Philip Guenther wrote:
Well, I am amazed. I guess I just have to do some more investigation into
workarounds for this, as RAM-based tmpfs file systems will get full very
quickly with shared memory segments, and large segments result in high disk
activity when munmap() is called. And SysV shared memory is too limiting for
my purposes.
Could you clarify what underlying problem you're trying to solve?
Maybe there's just a misunderstanding about the POSIX APIs, or about
how OpenBSD implements them, or what alternative APIs exist.
Philip Guenther
Basically:
1. shm_mkstemp() will result in the creation of a file with a long
random name in /tmp, which is quite small on the target system (512M
mfs). The system has 4GB of RAM.
- The buffers tend to be somewhat large (several dozen MB
occasionally). I cannot create a shared memory segment larger than the
remaining free space on the /tmp FS. This creates an issue where
multiple applications have a buffer each.
- On a system where /tmp is a disk partition, this file does not
actually occupy any space until munmap() is called; this results in a
long pause as it writes the data to the disk.
This occurs even if shm_unlink() is called before the unmap/close.
In fact, shm_unlink() is called immediately after shm_mkstemp(), because
I only am interested in the descriptor from now on. This disk write is
unnecessary for shared memory; I don't want the file to persist at all.
When both the application and server are done with the buffer, all
should be gone.
- The only way to resolve the issue with disk I/O is to call
ftruncate(fd, 0) before munmap(), and even this only works where /tmp is
a huge MFS partition or a huge disk partition.
- There is a brief point in time (between shm_mkstemp() and
shm_unlink()) where a rogue application can grab the buffer file, call
ftruncate(), and map its contents, without either my server or
applications knowing. Whilst file permissions are good at stopping other
users accessing the segment, this goes against the idea that the app
To summarise, the major issue I am having is that the "shared memory"

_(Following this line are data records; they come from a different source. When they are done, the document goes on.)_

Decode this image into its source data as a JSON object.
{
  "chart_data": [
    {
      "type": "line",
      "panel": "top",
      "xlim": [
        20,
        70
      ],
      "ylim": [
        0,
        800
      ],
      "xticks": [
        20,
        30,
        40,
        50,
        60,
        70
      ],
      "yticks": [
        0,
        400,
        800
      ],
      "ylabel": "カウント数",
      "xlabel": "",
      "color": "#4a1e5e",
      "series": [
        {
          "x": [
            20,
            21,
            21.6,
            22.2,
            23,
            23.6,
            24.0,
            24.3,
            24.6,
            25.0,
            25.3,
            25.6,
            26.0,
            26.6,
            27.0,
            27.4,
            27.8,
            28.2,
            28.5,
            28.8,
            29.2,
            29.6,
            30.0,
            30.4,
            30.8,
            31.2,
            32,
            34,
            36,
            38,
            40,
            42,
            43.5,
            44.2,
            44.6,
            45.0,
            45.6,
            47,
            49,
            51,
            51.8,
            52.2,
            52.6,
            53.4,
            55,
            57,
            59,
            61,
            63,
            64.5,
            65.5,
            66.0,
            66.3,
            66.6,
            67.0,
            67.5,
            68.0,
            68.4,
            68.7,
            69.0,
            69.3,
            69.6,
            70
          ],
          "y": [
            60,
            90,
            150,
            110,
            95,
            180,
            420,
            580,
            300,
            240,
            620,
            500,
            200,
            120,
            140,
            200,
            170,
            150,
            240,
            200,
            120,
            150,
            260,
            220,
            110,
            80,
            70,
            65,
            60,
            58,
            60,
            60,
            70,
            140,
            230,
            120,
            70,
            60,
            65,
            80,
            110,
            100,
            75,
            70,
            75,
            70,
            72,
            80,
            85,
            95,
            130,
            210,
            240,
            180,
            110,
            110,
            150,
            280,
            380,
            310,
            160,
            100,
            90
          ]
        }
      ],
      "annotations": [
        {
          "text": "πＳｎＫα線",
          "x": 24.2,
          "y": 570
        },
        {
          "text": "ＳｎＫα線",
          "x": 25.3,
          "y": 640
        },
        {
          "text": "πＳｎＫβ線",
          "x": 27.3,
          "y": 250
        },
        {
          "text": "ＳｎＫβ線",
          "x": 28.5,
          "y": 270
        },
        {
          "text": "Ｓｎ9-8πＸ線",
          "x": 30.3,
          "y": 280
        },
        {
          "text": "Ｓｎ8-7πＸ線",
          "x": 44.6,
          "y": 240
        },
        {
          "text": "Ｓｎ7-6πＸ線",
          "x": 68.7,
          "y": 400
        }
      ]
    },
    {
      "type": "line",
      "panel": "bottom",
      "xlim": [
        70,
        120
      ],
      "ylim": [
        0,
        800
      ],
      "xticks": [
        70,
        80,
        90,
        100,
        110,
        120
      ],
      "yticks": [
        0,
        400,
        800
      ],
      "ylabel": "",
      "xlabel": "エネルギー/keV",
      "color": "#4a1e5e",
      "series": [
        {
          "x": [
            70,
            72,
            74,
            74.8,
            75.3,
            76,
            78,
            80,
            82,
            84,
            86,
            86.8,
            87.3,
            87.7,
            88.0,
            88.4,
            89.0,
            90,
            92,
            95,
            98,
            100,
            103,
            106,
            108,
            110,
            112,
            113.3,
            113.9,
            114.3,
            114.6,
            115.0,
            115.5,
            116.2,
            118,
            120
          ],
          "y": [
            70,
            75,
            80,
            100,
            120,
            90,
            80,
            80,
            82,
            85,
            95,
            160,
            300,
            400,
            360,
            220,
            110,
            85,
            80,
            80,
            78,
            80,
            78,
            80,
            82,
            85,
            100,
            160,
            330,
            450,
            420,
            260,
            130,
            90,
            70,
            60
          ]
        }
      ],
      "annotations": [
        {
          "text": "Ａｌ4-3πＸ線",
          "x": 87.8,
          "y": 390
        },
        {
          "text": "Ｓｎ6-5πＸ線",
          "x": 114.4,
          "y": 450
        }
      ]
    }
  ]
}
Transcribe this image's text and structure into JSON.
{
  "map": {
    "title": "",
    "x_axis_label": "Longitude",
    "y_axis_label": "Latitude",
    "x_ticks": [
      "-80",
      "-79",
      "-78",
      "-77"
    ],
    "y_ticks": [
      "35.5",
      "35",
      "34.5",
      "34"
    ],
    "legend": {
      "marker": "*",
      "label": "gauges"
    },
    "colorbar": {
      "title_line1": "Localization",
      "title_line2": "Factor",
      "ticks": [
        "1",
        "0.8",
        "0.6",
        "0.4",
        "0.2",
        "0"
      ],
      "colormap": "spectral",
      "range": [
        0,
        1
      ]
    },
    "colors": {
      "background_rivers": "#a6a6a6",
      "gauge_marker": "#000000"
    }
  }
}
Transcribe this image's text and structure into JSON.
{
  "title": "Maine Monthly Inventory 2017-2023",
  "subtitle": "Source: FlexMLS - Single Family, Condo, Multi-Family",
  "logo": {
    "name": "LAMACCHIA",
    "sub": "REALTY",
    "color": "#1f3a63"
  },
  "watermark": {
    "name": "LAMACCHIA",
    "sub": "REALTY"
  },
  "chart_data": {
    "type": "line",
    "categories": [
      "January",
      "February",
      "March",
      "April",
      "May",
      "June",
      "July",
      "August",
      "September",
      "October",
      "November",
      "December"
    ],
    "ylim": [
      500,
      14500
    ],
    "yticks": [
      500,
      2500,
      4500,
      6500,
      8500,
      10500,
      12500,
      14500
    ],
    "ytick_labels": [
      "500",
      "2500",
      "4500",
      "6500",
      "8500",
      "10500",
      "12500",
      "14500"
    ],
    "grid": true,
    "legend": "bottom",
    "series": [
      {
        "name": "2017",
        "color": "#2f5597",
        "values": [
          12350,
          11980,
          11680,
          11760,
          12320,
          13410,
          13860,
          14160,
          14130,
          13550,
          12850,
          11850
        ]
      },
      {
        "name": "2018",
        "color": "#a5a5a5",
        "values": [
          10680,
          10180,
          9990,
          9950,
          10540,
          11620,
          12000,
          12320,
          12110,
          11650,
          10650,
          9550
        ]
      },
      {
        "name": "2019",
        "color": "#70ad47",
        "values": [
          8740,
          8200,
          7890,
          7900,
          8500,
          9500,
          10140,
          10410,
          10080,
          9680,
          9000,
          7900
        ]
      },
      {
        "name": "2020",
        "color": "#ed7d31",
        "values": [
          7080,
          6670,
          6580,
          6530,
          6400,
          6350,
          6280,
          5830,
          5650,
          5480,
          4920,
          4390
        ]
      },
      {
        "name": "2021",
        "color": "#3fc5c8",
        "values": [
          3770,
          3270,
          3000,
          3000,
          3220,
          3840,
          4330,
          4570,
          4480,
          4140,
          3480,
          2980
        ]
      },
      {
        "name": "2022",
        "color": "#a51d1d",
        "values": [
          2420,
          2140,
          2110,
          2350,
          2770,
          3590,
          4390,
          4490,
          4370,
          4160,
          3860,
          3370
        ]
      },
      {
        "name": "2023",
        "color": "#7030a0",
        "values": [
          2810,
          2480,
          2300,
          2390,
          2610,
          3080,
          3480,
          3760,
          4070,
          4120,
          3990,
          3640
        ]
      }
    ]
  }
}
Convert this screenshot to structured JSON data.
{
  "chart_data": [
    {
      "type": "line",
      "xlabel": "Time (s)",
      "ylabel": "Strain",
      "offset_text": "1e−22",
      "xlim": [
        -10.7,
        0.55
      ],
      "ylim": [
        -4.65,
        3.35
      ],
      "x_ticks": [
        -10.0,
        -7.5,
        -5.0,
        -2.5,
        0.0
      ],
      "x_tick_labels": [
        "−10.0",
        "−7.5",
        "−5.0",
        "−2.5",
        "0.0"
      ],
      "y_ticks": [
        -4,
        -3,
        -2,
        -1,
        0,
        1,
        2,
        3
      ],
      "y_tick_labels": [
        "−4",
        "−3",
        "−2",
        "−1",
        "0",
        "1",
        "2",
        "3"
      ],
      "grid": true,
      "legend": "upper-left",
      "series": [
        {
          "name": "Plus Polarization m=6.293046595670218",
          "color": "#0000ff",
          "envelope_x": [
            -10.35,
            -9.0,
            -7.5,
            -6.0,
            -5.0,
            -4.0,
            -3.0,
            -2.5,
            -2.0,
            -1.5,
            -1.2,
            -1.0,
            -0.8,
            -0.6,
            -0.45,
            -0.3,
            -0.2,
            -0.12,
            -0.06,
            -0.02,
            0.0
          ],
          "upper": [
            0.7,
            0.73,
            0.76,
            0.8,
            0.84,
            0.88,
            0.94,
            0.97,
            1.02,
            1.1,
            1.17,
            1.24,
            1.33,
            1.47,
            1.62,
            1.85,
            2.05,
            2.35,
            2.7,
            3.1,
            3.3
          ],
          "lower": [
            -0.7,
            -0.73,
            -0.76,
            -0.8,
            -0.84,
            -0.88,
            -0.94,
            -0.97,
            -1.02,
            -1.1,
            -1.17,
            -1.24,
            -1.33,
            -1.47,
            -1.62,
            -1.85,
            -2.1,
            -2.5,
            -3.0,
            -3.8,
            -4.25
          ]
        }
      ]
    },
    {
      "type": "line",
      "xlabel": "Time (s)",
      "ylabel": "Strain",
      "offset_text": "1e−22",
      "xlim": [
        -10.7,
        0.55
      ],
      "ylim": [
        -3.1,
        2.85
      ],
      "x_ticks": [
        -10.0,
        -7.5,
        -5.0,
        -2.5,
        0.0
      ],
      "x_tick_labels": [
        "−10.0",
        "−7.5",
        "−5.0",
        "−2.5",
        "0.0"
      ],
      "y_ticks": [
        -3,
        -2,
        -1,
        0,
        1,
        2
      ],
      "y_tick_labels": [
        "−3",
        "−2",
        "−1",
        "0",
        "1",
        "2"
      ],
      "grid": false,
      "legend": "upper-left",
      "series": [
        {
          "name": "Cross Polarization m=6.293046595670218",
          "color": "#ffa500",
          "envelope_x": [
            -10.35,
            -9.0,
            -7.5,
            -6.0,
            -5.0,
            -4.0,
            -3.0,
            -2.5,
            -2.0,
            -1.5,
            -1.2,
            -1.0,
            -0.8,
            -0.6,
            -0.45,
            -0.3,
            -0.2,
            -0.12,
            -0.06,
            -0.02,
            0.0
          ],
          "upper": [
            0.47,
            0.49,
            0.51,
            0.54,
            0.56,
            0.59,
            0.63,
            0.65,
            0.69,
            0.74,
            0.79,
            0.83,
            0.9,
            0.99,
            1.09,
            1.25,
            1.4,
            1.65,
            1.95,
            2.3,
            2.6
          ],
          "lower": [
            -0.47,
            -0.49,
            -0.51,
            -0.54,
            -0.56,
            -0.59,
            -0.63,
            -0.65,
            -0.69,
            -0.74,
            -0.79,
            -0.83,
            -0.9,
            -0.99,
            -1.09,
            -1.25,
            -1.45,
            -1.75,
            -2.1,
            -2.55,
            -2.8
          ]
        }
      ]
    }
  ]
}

buffer looks like a file on disk, and acts like a file on disk, rather
than a section of memory that I am sharing in between processes. As a
result, I need to have a huge /tmp file system just to accommodate the
buffer, regardless of how much RAM I have.
The problem I have with the SysV shm* API is that it gets hard to clean
up shared memory segments. Whilst that I can live with to some degree,
the biggest issue with it is the 32MB limit per segment
(kern.shminfo.shmmax).